Every marriage will face seasons of disappointment, misunderstanding, and pain. These are not signs of failure, but opportunities for God to shape us, to reveal areas where we need healing, and to teach us how to love as He loves. The enemy will always try to exploit our hurts, tempt us to justify selfishness, or convince us that our situation is unique and hopeless. But God’s grace is sufficient, and He calls us to maintain a tenacity—a “saltiness”—that refuses to let go of Him or of each other, even when it’s hard.
Realistic expectations and biblical relationship skills are essential. We all bring quirks, wounds, and ignorance into marriage, but God uses the relationship itself as a means of healing. Husbands are called to love their wives as Christ loved the church, laying down their lives and bringing healing through sacrificial love. Wives are called to respect and honor their husbands, which in turn releases love and security. This is not a 50/50 arrangement, but a 100% commitment from each partner, regardless of what the other is able to give in any season.
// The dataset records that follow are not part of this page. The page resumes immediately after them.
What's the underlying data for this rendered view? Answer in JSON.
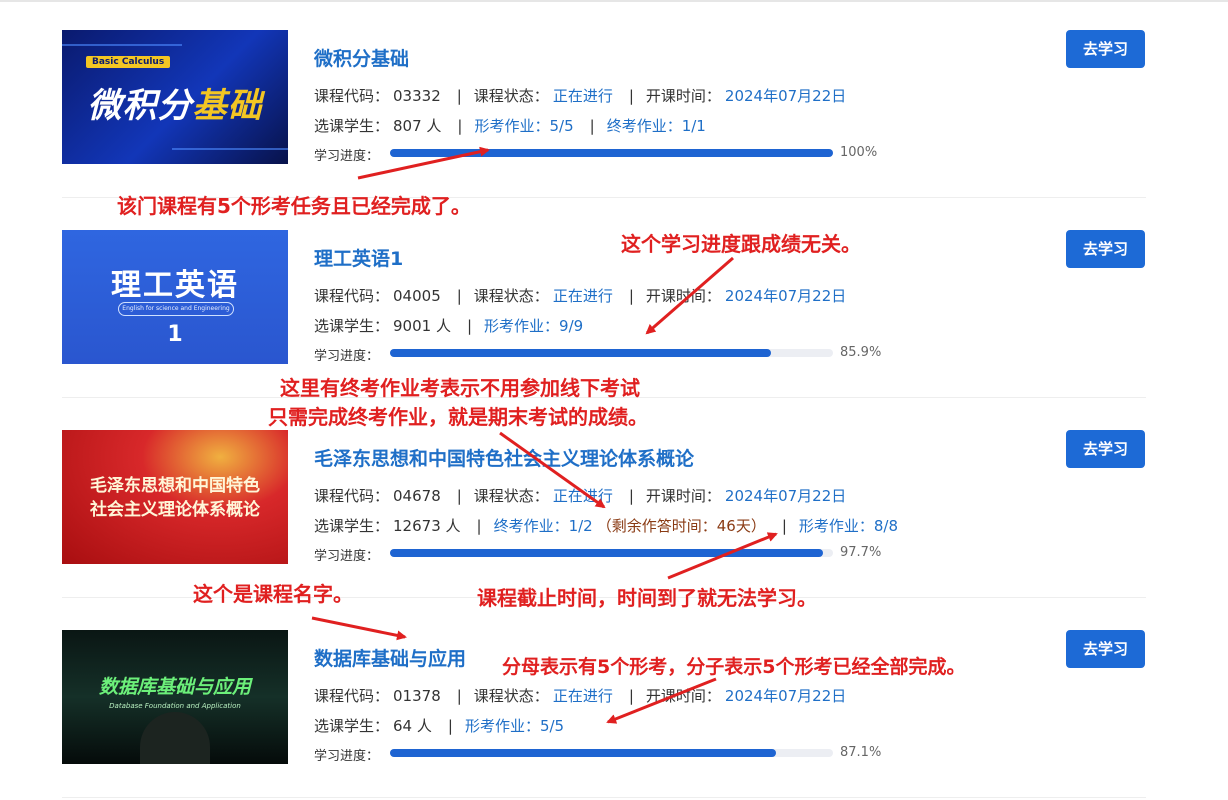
{
  "labels": {
    "code": "课程代码：",
    "status": "课程状态：",
    "start": "开课时间：",
    "students": "选课学生：",
    "progress": "学习进度：",
    "button": "去学习"
  },
  "courses": [
    {
      "title": "微积分基础",
      "thumb_badge": "Basic Calculus",
      "thumb_title_a": "微积分",
      "thumb_title_b": "基础",
      "code": "03332",
      "status": "正在进行",
      "start": "2024年07月22日",
      "students": "807 人",
      "assign1": "形考作业：5/5",
      "assign2": "终考作业：1/1",
      "progress_text": "100%",
      "progress": 1.0
    },
    {
      "title": "理工英语1",
      "thumb_title": "理工英语",
      "thumb_sub": "English for science and Engineering",
      "thumb_num": "1",
      "code": "04005",
      "status": "正在进行",
      "start": "2024年07月22日",
      "students": "9001 人",
      "assign1": "形考作业：9/9",
      "progress_text": "85.9%",
      "progress": 0.859
    },
    {
      "title": "毛泽东思想和中国特色社会主义理论体系概论",
      "thumb_line1": "毛泽东思想和中国特色",
      "thumb_line2": "社会主义理论体系概论",
      "code": "04678",
      "status": "正在进行",
      "start": "2024年07月22日",
      "students": "12673 人",
      "assign1": "终考作业：1/2",
      "remaining": "（剩余作答时间：46天）",
      "assign2": "形考作业：8/8",
      "progress_text": "97.7%",
      "progress": 0.977
    },
    {
      "title": "数据库基础与应用",
      "thumb_title": "数据库基础与应用",
      "thumb_sub": "Database Foundation and Application",
      "code": "01378",
      "status": "正在进行",
      "start": "2024年07月22日",
      "students": "64 人",
      "assign1": "形考作业：5/5",
      "progress_text": "87.1%",
      "progress": 0.871
    }
  ],
  "annotations": {
    "a1": "该门课程有5个形考任务且已经完成了。",
    "a2": "这个学习进度跟成绩无关。",
    "a3_line1": "这里有终考作业考表示不用参加线下考试",
    "a3_line2": "只需完成终考作业，就是期末考试的成绩。",
    "a4": "这个是课程名字。",
    "a5": "课程截止时间，时间到了就无法学习。",
    "a6": "分母表示有5个形考，分子表示5个形考已经全部完成。"
  },
  "colors": {
    "accent": "#1d6ad6",
    "link": "#1f6fc7",
    "annotation": "#e02020"
  }
}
Ultimately, marriage is not about consuming or demanding, but about cultivating—partnering with God to help our spouse flourish. Even when things seem dry or broken, God is able to restore, heal, and bring new life. The key is to surrender our rights, assume our responsibilities, and trust God to do what only He can do in us and through us.
Key Takeaways
- Marriage as Covenant, Not Contract
Marriage is not a temporary agreement based on mutual benefit, but a covenant that requires sacrifice, permanence, and the willingness to die to self. Just as Jesus shed His blood to establish a new covenant with us, marriage calls us to lay down our rights and assume responsibilities, trusting that God will honor and sustain what we commit to Him. [22:12]
- The Power of Realistic Expectations and Biblical Skills
Unrealistic expectations and ignorance about ourselves and our spouse often lead to disappointment and conflict. Embracing biblical relationship skills—such as forgiveness, honest communication, and self-sacrifice—enables us to navigate differences and grow together. God uses the very challenges of marriage to heal our wounds and shape our character. [24:55]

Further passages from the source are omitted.